I don’t remember my father sneezing.  If he did he may have done it quietly into a handkerchief, but in my memory he more often used his handkerchief to clean a spot off of his shirt, to put a quick shine on his shoes, and for various other reasons, but almost never to blow his nose or quell a sneeze.

I fondly remember my Uncle Les. At least once during every time we saw him, while in conversation with my father or someone else, he would go through all the motions of getting ready to sneeze.

His face would get bright red, he would get excited, bend over, make some loud noises as if he was going to sneeze violently. But instead of sneezing he would laugh hysterically and pound his knees. And that was our entertainment for that visit.

Unlike my father, I do sneeze – often four at a time. Recently, I have had bursts of up to 15 sneezes spread over a few minutes.

The nose is the proper channel for the air we live by, and our brain is so constructed that when anything interferes with that channel we breathe it out violently through the nose, and that is a sneeze.

Sneezing cannot occur during sleep; however, sufficient external stimulants may cause a person to wake from their sleep for the purpose of sneezing.

Sneezes move fast

In case you don’t know as much about the mighty sneeze as you should, read on.
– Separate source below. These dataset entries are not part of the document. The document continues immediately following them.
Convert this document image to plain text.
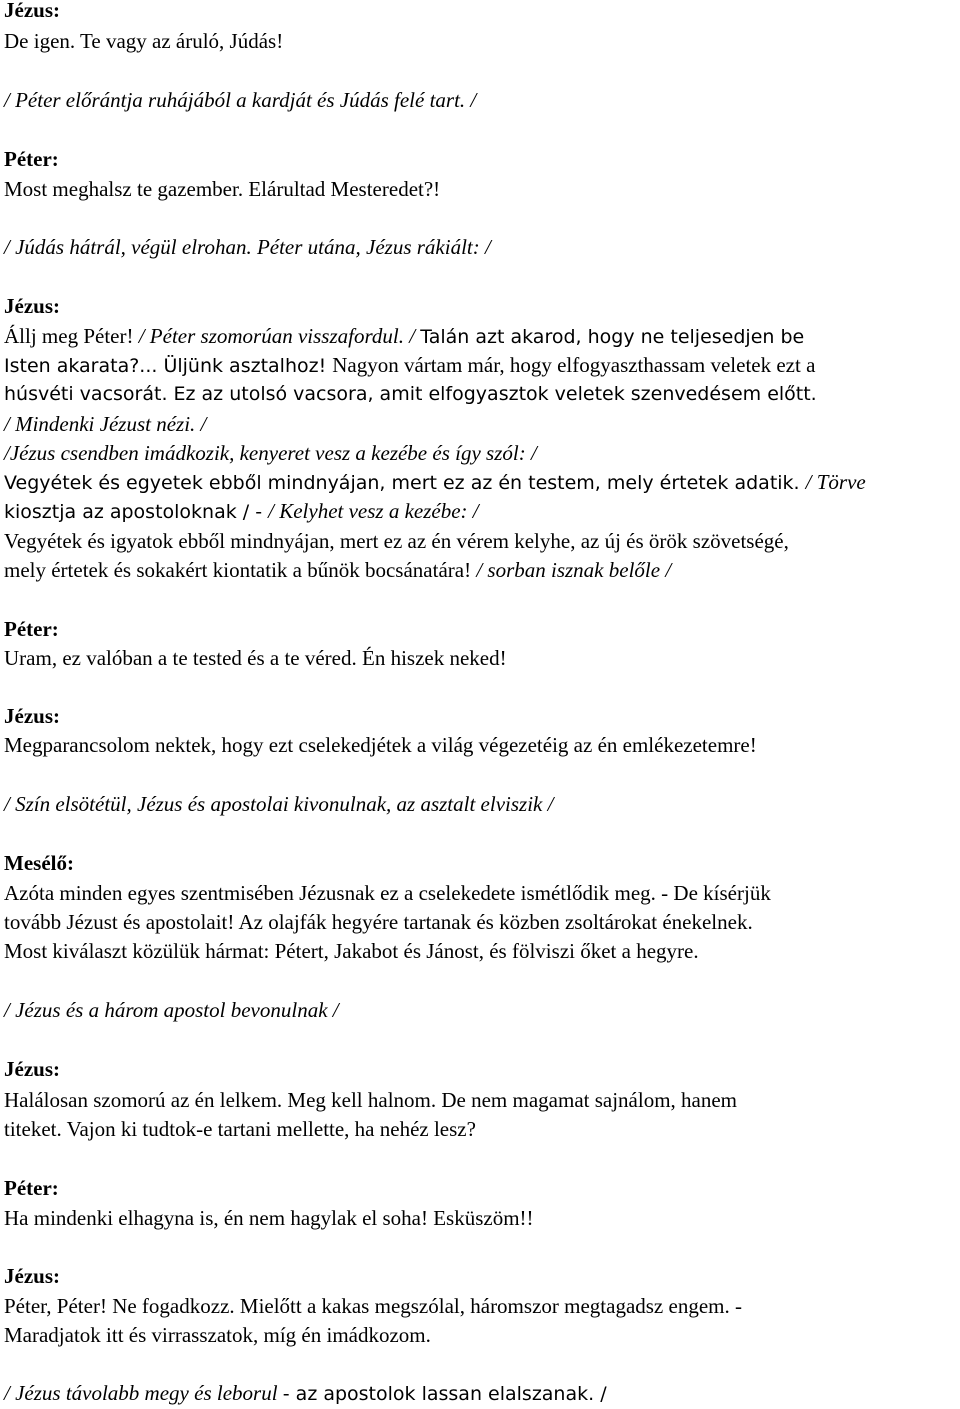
Jézus:
De igen. Te vagy az áruló, Júdás!
/ Péter előrántja ruhájából a kardját és Júdás felé tart. /
Péter:
Most meghalsz te gazember. Elárultad Mesteredet?!
/ Júdás hátrál, végül elrohan. Péter utána, Jézus rákiált: /
Jézus:
Állj meg Péter! / Péter szomorúan visszafordul. / Talán azt akarod, hogy ne teljesedjen be
Isten akarata?... Üljünk asztalhoz! Nagyon vártam már, hogy elfogyaszthassam veletek ezt a
húsvéti vacsorát. Ez az utolsó vacsora, amit elfogyasztok veletek szenvedésem előtt.
/ Mindenki Jézust nézi. /
/Jézus csendben imádkozik, kenyeret vesz a kezébe és így szól: /
Vegyétek és egyetek ebből mindnyájan, mert ez az én testem, mely értetek adatik. / Törve
kiosztja az apostoloknak / - / Kelyhet vesz a kezébe: /
Vegyétek és igyatok ebből mindnyájan, mert ez az én vérem kelyhe, az új és örök szövetségé,
mely értetek és sokakért kiontatik a bűnök bocsánatára! / sorban isznak belőle /
Péter:
Uram, ez valóban a te tested és a te véred. Én hiszek neked!
Jézus:
Megparancsolom nektek, hogy ezt cselekedjétek a világ végezetéig az én emlékezetemre!
/ Szín elsötétül, Jézus és apostolai kivonulnak, az asztalt elviszik /
Mesélő:
Azóta minden egyes szentmisében Jézusnak ez a cselekedete ismétlődik meg. - De kísérjük
tovább Jézust és apostolait! Az olajfák hegyére tartanak és közben zsoltárokat énekelnek.
Most kiválaszt közülük hármat: Pétert, Jakabot és Jánost, és fölviszi őket a hegyre.
/ Jézus és a három apostol bevonulnak /
Jézus:
Halálosan szomorú az én lelkem. Meg kell halnom. De nem magamat sajnálom, hanem
titeket. Vajon ki tudtok-e tartani mellette, ha nehéz lesz?
Péter:
Ha mindenki elhagyna is, én nem hagylak el soha! Esküszöm!!
Jézus:
Péter, Péter! Ne fogadkozz. Mielőtt a kakas megszólal, háromszor megtagadsz engem. -
Maradjatok itt és virrasszatok, míg én imádkozom.
/ Jézus távolabb megy és leborul - az apostolok lassan elalszanak. /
*Sneezes travel at about 100 miles per hour.

*Exercise can make you sneeze.

*The longest sneezing spree is 978 days, a record set by Donna Griffith of Worcestershire, England.

*Sunshine may make you sneeze.

*The custom of saying “God Bless You” when someone sneezes was adopted by the Christian world from Pagan practices.

There’s more:

*It is good to sneeze while reading.

*It is lucky to sneeze while beginning an argument.

*It is lucky to sneeze while going to bed.

*If anyone looks at you when you want to sneeze you can’t do it.

There have been suggestions of how to cure sneezing.

One suggestion is to shoot off a revolver or anything to produce sudden fright.  It might be a lot less scary if you follow the second suggestion, which is to press your upper lip hard while reciting the alphabet backwards. I’ll get you started: zyxw.

Sometimes a sneeze can be stopped when we feel it coming by pressing on the nose, halfway down, just where the bone ends.

The following superstitious lines are still widely believed:

“Sneeze on Monday, sneeze for danger.

“Sneeze on Tuesday, kiss a stranger.

“Sneeze on Wednesday, receive a letter.

“Sneeze on Thursday, something better.

“Sneeze on Friday, sneeze for sorrow.

“Sneeze on Saturday, see your lover tomorrow.

“Sneeze on Sunday, your safety seek, or the devil will have you for the rest of the week.”

And, finally, this from A. A. Milne’s “Now We Are Six”: Sneezles

Christopher Robin had wheezles and sneezles,

They bundled him into his bed.

They gave him what goes with a cold in the nose,

And some  more  for  a  cold  in  the head. . .

All together now – “Ah – ah – ah-Chooooooooo!

I hope you covered your mouth and nose and tried to get away from innocent bystanders.

“Gesundheit!”  (And, by the way, I discovered some of the above information in Claudia De Lys’s fascinating book, “8,414 Strange and Fascinating Super- stitions”.

“Oh, No!” Colton

We sent our great grandson, Colton, a photo of our Halloween pumpkin sitting on our deck covered with four inches of snow.

When Colton, who is two and lives in North Carolina, saw it he said to his mommy, Courtney, who is our granddaughter, “Oh, no, there is snow on that pumpkin; where’s his coat?”